In March 2014 Payscale came out with its annual rankings of colleges based on how much graduates earn after 20 years. As before, there was a lot of grousing about the data. How can we trust the self-reported salaries of people who happen to choose to participate in the Payscale surveys? The #1 college — Harvey Mudd — used self-reported data from only 112 graduates. How can we judge the economic value of a highly selective college where the majority of the graduates go onto grad school? All MBAs, law degrees, medical degrees, PhDs — all students with graduate degrees — are not included. The methodology ends up elevating schools with big engineering programs because many engineering undergraduates go on to earn good livings without going to grad school. And that helps explain why engineering-heavy Stanford and MIT rise well above Harvard and Yale.

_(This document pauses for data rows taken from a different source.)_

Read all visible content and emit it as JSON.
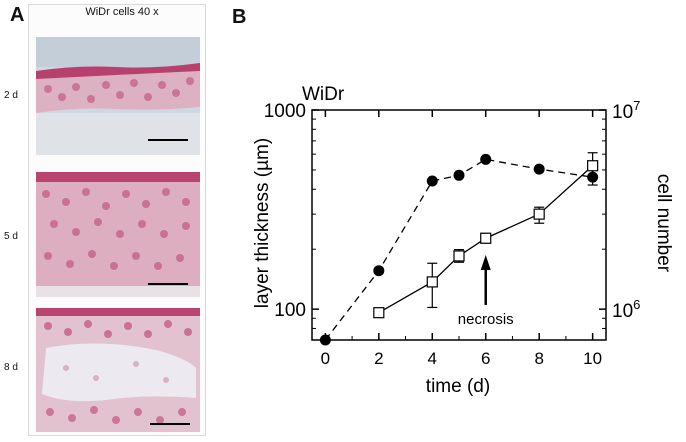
{
  "panel_a": {
    "letter": "A",
    "title": "WiDr cells 40 x",
    "days": [
      "2 d",
      "5 d",
      "8 d"
    ]
  },
  "panel_b": {
    "letter": "B"
  },
  "colors": {
    "stain_pink": "#c9517f",
    "cell_light": "#e8b6c6",
    "background_tissue": "#d9cfd6"
  },
  "chart_data": {
    "type": "line",
    "title": "WiDr",
    "xlabel": "time (d)",
    "ylabel_left": "layer thickness (µm)",
    "ylabel_right": "cell number",
    "xlim": [
      -0.5,
      10.5
    ],
    "x_ticks": [
      0,
      2,
      4,
      6,
      8,
      10
    ],
    "y_left_scale": "log",
    "y_left_lim": [
      70,
      1000
    ],
    "y_left_ticks": [
      "100",
      "1000"
    ],
    "y_right_scale": "log",
    "y_right_lim": [
      700000,
      10000000
    ],
    "y_right_ticks": [
      "10^6",
      "10^7"
    ],
    "series": [
      {
        "marker": "filled-circle",
        "line": "dashed",
        "axis": "left",
        "x": [
          0,
          2,
          4,
          5,
          6,
          8,
          10
        ],
        "y": [
          70,
          156,
          440,
          470,
          565,
          505,
          460
        ],
        "err_low": [
          null,
          null,
          null,
          null,
          null,
          null,
          420
        ],
        "err_high": [
          null,
          null,
          null,
          null,
          null,
          null,
          500
        ]
      },
      {
        "marker": "open-square",
        "line": "solid",
        "axis": "right",
        "x": [
          2,
          4,
          5,
          6,
          8,
          10
        ],
        "y": [
          960000,
          1370000,
          1850000,
          2270000,
          3000000,
          5250000
        ],
        "err_low": [
          null,
          1020000,
          1720000,
          2150000,
          2700000,
          4700000
        ],
        "err_high": [
          null,
          1700000,
          1990000,
          2400000,
          3250000,
          6100000
        ]
      }
    ],
    "annotations": [
      {
        "text": "necrosis",
        "x": 6,
        "arrow": "up"
      }
    ]
  }
}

The Obama administration is working on its own college ratings system, “Postsecondary Institution Ratings System,” that’s supposed to be up and running in the fall of 2015. The government held a symposium in February 2014 where data experts offered their ideas on how the government should design it. The New America Foundation pointed out in a comment letter that the government already collects a lot of salary information . If we could tap into the Social Security Administration database, then we could have a pretty good sense of what post-college earnings really are at every institution.
Is it possible to do that without violating individual privacy? And does Social Security even track wages above its salary cap of $117,000?